“Estamos vendo a ponta de um grande iceberg”, diz Roberto Medronho, da UFRJ
Roberta Jansen
O Brasil teria hoje mais de 17 mil casos do novo coronavírus – onze vezes mais do que os 1.546 registrados oficialmente. A estimativa é do Centro para Modelagem Matemática de Doenças Infecciosas da London Schoolof Tropical Medicine, do Reino Unido, que fez uma estimativa da subnotificação da covid-19 em vários países. O levantamento mostra que no Brasil apenas 11% do total de casos foram diagnosticados.
“Estamos vendo a ponta de um grande iceberg”, afirmou o epidemiologista Roberto Medronho, da Universidade Federal do Rio de Janeiro, que não participou do estudo, mas analisou os dados a pedido do Estado. “As minhas estimativas eram bem similares, cerca de 10%, mas isso não é, necessariamente, uma falha do sistema.”
Isso acontece, segundo especialistas, porque a grande maioria (cerca de 80%) dos casos da infecção pelo novo coronavírus é assintomática ou apresenta sintomas muito leves e acaba não sendo diagnosticada. Atualmente, no Brasil, apenas os casos mais graves, que chegam aos hospitais e são testados, estão recebendo o diagnóstico oficial.

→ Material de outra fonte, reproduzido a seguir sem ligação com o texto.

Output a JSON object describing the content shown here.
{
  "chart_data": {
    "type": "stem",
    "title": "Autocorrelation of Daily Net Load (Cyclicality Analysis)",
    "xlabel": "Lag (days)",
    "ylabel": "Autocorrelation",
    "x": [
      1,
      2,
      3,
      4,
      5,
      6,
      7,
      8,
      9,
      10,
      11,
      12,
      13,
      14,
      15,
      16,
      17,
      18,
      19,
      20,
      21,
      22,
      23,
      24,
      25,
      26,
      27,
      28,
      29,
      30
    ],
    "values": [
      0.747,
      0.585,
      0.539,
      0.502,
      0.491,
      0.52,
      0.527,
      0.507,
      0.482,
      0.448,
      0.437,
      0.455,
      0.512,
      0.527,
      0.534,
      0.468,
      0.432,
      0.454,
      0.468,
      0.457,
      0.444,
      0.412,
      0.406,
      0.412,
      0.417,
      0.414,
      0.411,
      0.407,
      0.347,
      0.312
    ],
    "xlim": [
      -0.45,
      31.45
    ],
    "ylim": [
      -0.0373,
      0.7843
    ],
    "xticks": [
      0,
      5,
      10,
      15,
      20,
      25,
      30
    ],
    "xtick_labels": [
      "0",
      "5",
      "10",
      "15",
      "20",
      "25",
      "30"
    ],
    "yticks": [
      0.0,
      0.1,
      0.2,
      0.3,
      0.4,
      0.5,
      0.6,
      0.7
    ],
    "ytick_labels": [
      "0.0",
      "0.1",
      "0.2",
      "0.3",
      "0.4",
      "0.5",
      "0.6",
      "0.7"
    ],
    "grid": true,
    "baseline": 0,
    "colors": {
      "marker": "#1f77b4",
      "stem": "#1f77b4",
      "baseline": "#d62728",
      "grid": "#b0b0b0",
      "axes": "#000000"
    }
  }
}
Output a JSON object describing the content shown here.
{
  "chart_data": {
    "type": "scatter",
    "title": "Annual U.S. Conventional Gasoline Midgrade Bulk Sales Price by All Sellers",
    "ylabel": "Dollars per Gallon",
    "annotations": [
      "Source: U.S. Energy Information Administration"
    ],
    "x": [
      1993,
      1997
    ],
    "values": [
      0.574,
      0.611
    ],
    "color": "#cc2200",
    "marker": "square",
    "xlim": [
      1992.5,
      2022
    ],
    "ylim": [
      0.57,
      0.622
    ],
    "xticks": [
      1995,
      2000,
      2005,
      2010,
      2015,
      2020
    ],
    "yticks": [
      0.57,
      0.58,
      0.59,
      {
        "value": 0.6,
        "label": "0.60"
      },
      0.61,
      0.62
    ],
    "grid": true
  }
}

“Dentre os casos que apresentam sintomas, apenas uma parte procura o sistema de saúde”, explicou Medronho. “Desses que vão ao hospital, apenas parte é diagnosticada como covid-19 e outra parte pode receber um diagnóstico errado. E ainda tem casos que não são notificados oficialmente.”
O mesmo estudo mostra que na Itália, que enfrenta uma das piores epidemias, o percentual de casos diagnosticados corresponderia a apenas 4,6% do total real. Número parecido com o da Espanha, 5,3%. França e Bélgica têm percentuais similares ao do Brasil, respectivamente 9,2% e 12%.
Por outro lado, nos países que tiveram resultados melhores na contenção da epidemia, como a Coreia do Sul e a Alemanha, os percentuais de casos diagnosticados seriam bem mais próximos do número real, respectivamente 88% e 75%.
Isso ocorre porque esses países tiveram condições de testar a grande maioria de sua população – mesmo a que não apresentava sintomas – isolando imediatamente todos aqueles cujo teste deu positivo. Por isso a Organização Mundial de Saúde (OMS) insiste que a testagem em massa é fundamental. O problema é que não há testes disponíveis na escala que seria necessário para o Brasil, com 210 milhões de habitantes.
“Esse levantamento mostra que a estratégia de testagem em massa e isolamento daqueles que testam positivo tem um grande impacto na redução da curva de crescimento da doença”, explicou Medronho. “A redução da subnotificação é importante e é crucial que o ministério esteja se adequando a essa diretriz, e aumentando a testagem.”
Embora o estudo tenha sido feito por uma das mais respeitadas instituições científicas do mundo, ele não foi ainda publicado em uma revista científica, o que significa que não foi revisado por outros especialistas. Esse procedimento é aceitável em um momento de pandemia, em que a rapidez na divulgação de informações como essa pode ser importante para elaborar e aprimorar políticas públicas.